Problem Two: Who has time to do this?
This is another common reason for many health care professionals to identify for the low adherence to hand hygiene. Many facilities do attempt to offer reminders through posters, signs, and so on. In fact, this method of attempting to increasing compliance rates in this area in healthcare has been going on for decade. The issue is that the techniques have little proven success. The staff know they need to practice proper hand hygiene. The solution could be eliminating the steps to process and increase efficiency. One example could include: a lean technique for organizing work-flow such as the 5S methodology (sort, straighten, shine, standardize, and sustain) . This method focuses on addressing the system issue and potentially frees up the individuals time. Another solution is incentive based compliance rate hand hygiene goals. A good way to improve patient-safety and meet these goals [8,10].

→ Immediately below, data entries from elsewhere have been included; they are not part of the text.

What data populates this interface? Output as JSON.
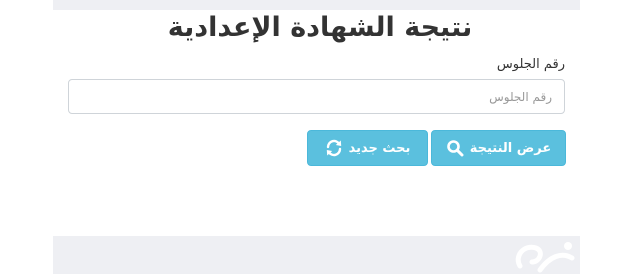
{
  "page": {
    "title": "نتيجة الشهادة الإعدادية"
  },
  "form": {
    "seat_label": "رقم الجلوس",
    "seat_placeholder": "رقم الجلوس",
    "seat_value": ""
  },
  "buttons": {
    "show_result_label": "عرض النتيجة",
    "show_result_icon": "search-icon",
    "new_search_label": "بحث جديد",
    "new_search_icon": "refresh-icon"
  },
  "colors": {
    "button_bg": "#5bc0de",
    "title": "#333333",
    "band": "#eeeff3"
  }
}
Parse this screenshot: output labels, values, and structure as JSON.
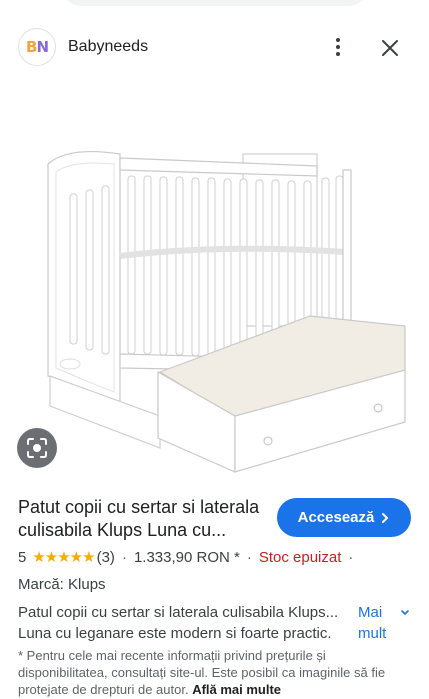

Problem Three: A supply and demand issue
If you supply the material, someone may use it. However, you must have enough of the supply available for the individual to use the resource. However, this is not often enough as the sanitizer, soap dispenser, and sink can often be located in an inconvenient location. The best-intention to comply if the barriers are limiting the healthcare profession. The solution is simply asking the assigned staff to establish a process for restocking the soap dispensers and sanitizers. In addition, consider reviewing the location of each for convenience of healthcare professionals [8,10].
One interesting alternative
Some healthcare facilities have implemented what are known as Handshake-free zones. This method to change from the traditional hand-shaken to other methods of greeting someone including a warm smile, Namaste, or fist bumping . However, these alternative means of communication only put a band-aid on the issue of HCAIs. They do not reflect the need to address over concern of lack of infection prevention and control among healthcare providers. Through behavioral changes, is how better to improve hand hygiene compliance. Of course, changing human habits continues to be an on-going challenging globally.
Why haven’t we improved?
There is not a simple answer to this question concerning the lack of improved hand hygiene to prevent HAIs among healthcare professional. Through many studies, research has proven that a single intervention doesn’t work in addressing the low compliance rate for hand hygiene. Instead, the best approach appears to be combination of support from leadership. These approaches include the following: appropriate access to supplies, frequent educating of staff and professionals, observation and training, and remainders . In addition, there is evidence to support that surveillance and performance feedback have improved the percentage of hand hygiene among healthcare professional [8,10]. If we wish to move the needle forward on the compliance hand hygiene front, a concerted team effort will be needed among all involved who in healthcare facilities.
Hand-hygiene compliance among healthcare professions continues to be a challenge even into the 21st Century. Globally, the compliance rate for proper hand hygiene for this population continues to fall below 50%, on average [1,8,10]. Numerous publications offer solutions to this problem including this brief article. In this article, a brief history of hand hygiene development from the early 19th Century to today’s current CDC’s recommendations is first outlined. Then, a review of the potential reasons for why this continues to be an issue for decades. In addition, three problems with solutions are identifies. Of course, more can be discussed on this topic of proper hand hygiene technique in healthcare. In future articles, an exploration of multi-disciplinary approaches to hand hygiene and multi-modalities should be explored. A consideration of the role of technology to further support hand hygiene is another area to consider for future research.